Five Panties on the Clothesline

Owahu Agricultural Technical School, Ghana, 2006

 

Five panties on the clothesline flutter,

from two-year old to ancient auntie. 

I stop to frame what artlessly entices,

undies shining hot in sunlight pink.

 

My escort questions why I stare:

"What can it please the man from overseas

those panties in the breeze?"

Therein hangs a tale, mine, not theirs,

call it fetish or predilection,

it's not the breasts I hold as beauty

but what's behind Aphrodite's Kallipygos,

the anasyrma gesture, caught looking

back that moment

the question as if  to ask "Am I perfect?"

(And she is divine!)

 

The clothesline sequence touches on expectation, not mine,

theirs, though not the ones seen through:

love's laborers who made it to the well-known

shore, but those, so tiny, on the edge of hopes,

their baby odysseys of make-believe.

 

I see myself in each of these, the vert gallant,

the lover's tease, a moment in a fantasy,

a stranger's view of panties in the breeze.



Frozen Naked

             at the Metropolitan Museum


This is winter

a naked-woman with a shawl,

head and breasts sculpture-bare or nearly. 

 

And beauty's escape from violence,

she's a vine entwined in the telling since long ago:

a laurel leap from escapee to tree. 

 

There is no cure for what's revealed.

Art's empathy pours out in hot pursuit,

figures seen in crowded space

 

in solid metaphors unlike these abstract

words lined up in stanzas also wrapped

against the cold, escaping into living vines,

 

places where we tear off clothes, step out

into the open, twist into self's other,

run in space, frozen naked.




W.M. Rivera's most recent collection of poems is a chapbook titled The Living Clock from Finishing Line Press (2013).  His full-length collection, Buried in the Mind's Backyard (BrickHouse Books, 2011), has a cover print by Miguel Conde, one of Spain's prominent artists, and is available from Itascabooks.com and Amazon.  Born in New Orleans, he began publishing poetry in the 1950s.

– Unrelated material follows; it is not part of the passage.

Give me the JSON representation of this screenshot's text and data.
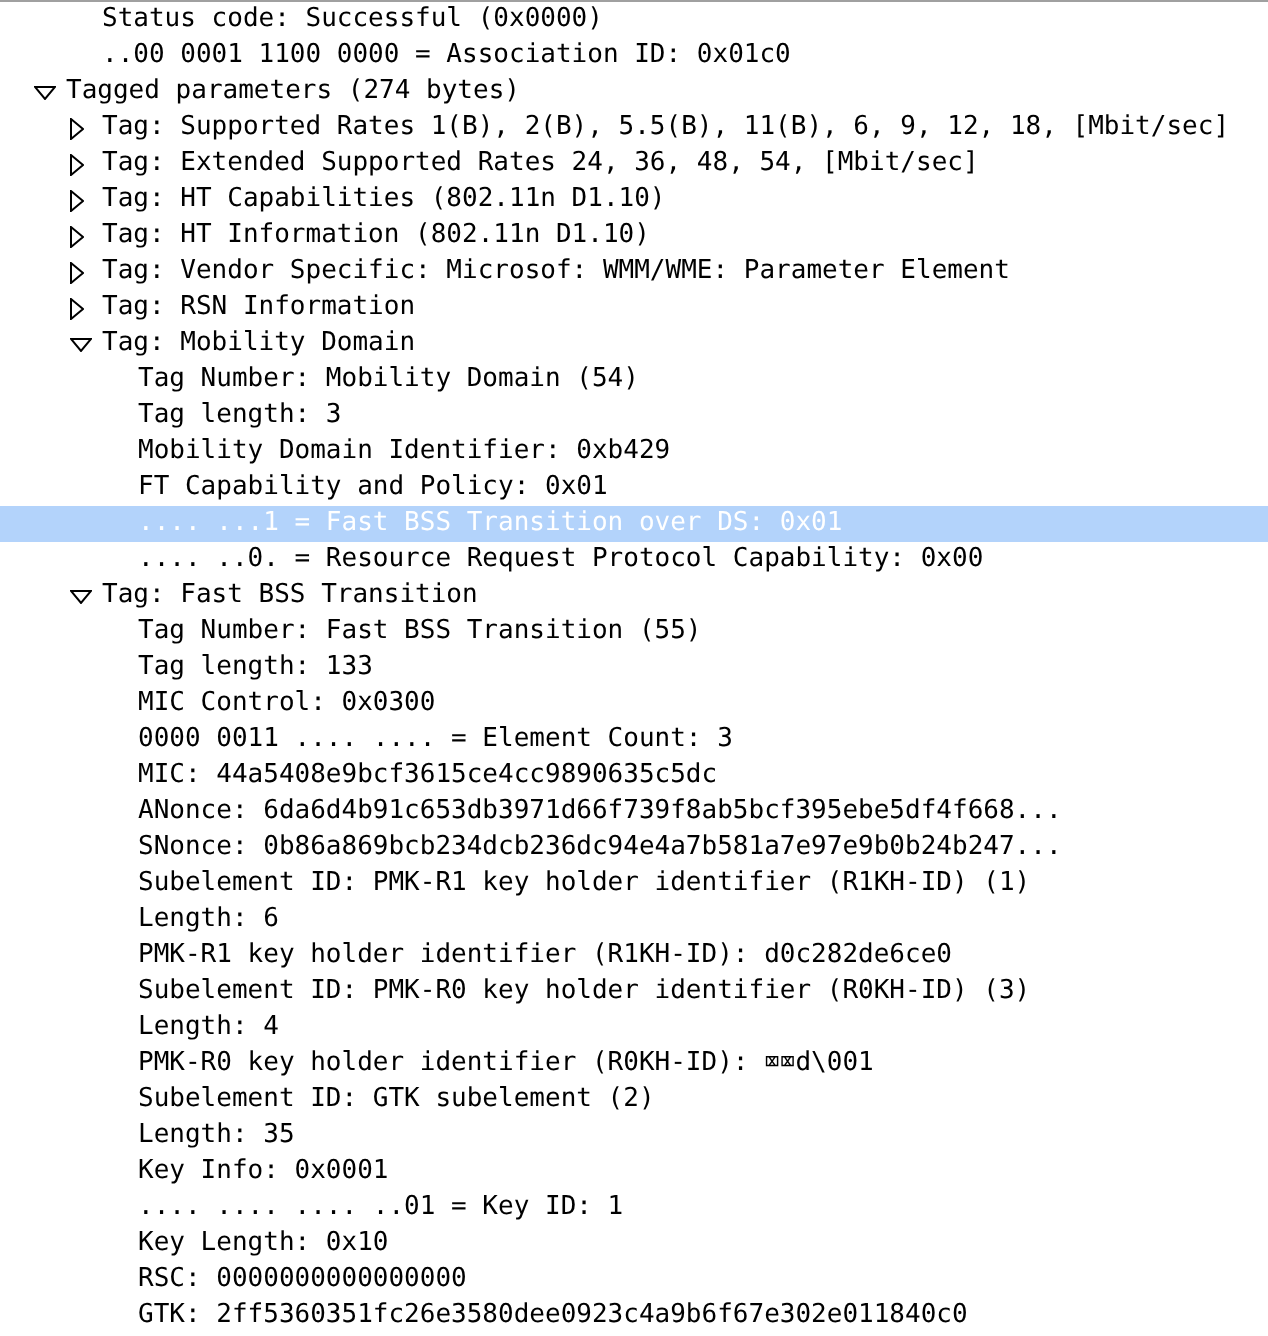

His early poetry appeared under the names William Rivera and William McLeod Rivera in The Nation, Prairie Schooner, the Kenyon Review, and The New Laurel Review among other publications. Recent poems have appeared in the California Quarterly, Gargoyle, Ghazal, and Broome Review. His first book of poems, The End of Legend's String, was published in 1960 and illustrated by Mexican artist, Jose Luis Cuevas. Rivera's professional activities in agricultural development have taken him to more than 30 countries in Africa, Asia, Europe, and Latin America. Retired from the University of Maryland, he has only recently returned to poetry.